Enrollment down at Pierce, District

Enrollment at Pierce College continues to decline following a downward trend across the Los Angeles Community College District, which dropped 9 percent in enrollment this year.

Enrollment is down 6 percent this semester, a larger drop than the 2016-2017 academic year which had a 2 percent decrease, resulting in a loss of more than 1,500 students.

The trend seems to correlate with the strength of California’s economy. When jobs are available, the returning and non-traditional student population tends to slightly drop, said Enrollment Management Committee (EMC) Co-chair Sunday Salter.

“The economy is doing better now than it was a few years ago,” instructor of Psychology Angela Belden said. “People tend to go back to school when they cannot find jobs. If the economy is good and folks have jobs, they don’t come to college.”

The population downturn affecting Pierce can stem from the surrounding local high schools.

“There are a fewer number of people who are graduating from high school, because there are a fewer number of high-school aged people,” Belden said.
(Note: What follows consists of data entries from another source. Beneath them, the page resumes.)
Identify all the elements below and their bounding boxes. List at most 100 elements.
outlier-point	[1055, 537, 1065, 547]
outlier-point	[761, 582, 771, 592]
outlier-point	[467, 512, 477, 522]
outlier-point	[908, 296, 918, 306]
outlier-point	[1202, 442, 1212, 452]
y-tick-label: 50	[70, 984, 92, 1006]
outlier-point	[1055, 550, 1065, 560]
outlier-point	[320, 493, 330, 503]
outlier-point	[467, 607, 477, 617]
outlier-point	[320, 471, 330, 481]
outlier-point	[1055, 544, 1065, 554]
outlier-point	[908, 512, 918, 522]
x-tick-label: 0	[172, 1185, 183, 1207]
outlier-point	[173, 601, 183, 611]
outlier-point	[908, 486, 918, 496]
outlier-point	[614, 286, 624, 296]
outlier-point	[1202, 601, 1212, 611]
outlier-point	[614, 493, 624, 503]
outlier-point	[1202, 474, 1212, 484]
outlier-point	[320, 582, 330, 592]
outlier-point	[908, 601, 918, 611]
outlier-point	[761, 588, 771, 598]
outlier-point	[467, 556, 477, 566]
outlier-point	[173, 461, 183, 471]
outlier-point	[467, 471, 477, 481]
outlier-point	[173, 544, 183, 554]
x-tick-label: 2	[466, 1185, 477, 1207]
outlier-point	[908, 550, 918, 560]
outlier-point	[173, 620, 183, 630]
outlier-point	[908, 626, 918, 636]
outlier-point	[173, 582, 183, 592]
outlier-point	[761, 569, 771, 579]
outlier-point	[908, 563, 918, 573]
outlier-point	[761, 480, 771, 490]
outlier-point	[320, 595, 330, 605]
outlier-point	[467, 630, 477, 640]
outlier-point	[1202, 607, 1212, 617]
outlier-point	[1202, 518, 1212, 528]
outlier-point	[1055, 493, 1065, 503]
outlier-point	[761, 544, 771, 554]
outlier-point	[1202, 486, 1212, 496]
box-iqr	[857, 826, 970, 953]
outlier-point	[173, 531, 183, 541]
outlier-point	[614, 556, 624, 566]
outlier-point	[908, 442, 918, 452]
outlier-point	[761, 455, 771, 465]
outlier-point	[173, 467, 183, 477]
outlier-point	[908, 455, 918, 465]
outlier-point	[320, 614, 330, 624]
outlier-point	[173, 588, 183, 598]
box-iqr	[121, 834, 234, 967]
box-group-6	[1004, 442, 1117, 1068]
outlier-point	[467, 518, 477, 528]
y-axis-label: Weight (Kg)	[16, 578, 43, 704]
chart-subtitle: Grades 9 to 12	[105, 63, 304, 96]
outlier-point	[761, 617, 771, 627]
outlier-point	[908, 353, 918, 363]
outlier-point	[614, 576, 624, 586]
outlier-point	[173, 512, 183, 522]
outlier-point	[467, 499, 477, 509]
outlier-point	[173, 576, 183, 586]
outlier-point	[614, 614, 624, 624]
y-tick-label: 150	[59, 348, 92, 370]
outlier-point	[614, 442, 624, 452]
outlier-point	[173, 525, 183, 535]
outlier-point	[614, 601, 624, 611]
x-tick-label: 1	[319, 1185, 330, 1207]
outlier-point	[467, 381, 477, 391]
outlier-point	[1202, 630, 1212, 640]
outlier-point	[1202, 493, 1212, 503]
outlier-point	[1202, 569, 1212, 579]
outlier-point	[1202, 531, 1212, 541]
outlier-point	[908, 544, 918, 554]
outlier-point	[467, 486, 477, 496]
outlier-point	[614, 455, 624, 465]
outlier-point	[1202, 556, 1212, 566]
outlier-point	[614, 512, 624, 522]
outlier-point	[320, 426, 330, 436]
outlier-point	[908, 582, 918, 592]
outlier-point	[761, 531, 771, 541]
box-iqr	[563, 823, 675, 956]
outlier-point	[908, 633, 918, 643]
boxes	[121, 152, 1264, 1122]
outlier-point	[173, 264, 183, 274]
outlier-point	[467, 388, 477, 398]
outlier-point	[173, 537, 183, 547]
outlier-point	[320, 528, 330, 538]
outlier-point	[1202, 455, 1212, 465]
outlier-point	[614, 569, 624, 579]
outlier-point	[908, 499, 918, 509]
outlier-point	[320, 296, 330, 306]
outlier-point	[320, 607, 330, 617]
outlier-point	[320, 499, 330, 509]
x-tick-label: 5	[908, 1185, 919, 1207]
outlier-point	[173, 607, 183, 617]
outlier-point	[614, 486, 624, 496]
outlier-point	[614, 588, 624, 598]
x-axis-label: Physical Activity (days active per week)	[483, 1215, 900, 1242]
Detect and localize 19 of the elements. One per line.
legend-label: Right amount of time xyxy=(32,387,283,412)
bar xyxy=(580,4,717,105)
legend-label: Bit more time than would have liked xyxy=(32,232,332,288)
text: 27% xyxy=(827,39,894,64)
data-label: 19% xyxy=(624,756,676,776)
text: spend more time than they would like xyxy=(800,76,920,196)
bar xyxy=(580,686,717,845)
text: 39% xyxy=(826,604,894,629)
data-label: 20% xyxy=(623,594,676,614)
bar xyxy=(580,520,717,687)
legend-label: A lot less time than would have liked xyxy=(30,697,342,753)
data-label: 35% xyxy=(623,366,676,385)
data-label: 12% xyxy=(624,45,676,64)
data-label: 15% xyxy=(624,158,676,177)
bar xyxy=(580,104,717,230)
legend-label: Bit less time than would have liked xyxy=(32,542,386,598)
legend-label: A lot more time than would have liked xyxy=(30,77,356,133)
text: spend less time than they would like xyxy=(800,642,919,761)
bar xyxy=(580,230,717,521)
There will be no financial impact this academic year or the next. However the effects for the fall 2019/spring 2020 academic year is unknown.

The 1 percent decline in enrollment has affected students and faculty and has caused some low-impacted sections of classes to be cancelled, according to Vice President of Academic Affairs Sheri Berger, and, if the trend continues, it could lead to more cuts.

“A drop in enrollment can lead to section closures in the first week of classes,” Salter said. “This is, of course, something that the Pierce administration seeks to avoid because it can negatively impact our students and faculty.”

The EMC and the Budget Committee is addressing these issues in meetings.

“We are collaborating with local high schools to continue to spread the word about the wonderful programs and environment that we have to offer here at Pierce,” Salter said.

One collaboration is the Los Angeles College Promise that provides one year of free enrollment to any LACCD college to all full-time qualifying students graduating from the Los Angeles Unified School District and charter high schools.

“Since last year, we have been looking at different strategic marketing plans for Pierce to get more students enrolled,” Berger said. “We don’t want to lose enrollment for next year, we are trying to build it back.”

Pierce plans to continue to create a welcoming, positive and professional learning environment with a campus-wide focus on helping students meet their academic goals, Berger said.

According to Berger, the Los Angeles College Promise Grant, formerly known as the Board of Governors Fee Waiver program, provides approximately 1 million students with free tuition. Rebranding the grant can encourage more students to attend their local LACCD colleges.

“Data shows that students who are full time and are dedicated to being full time are more likely to reach their educational goal,” Berger said.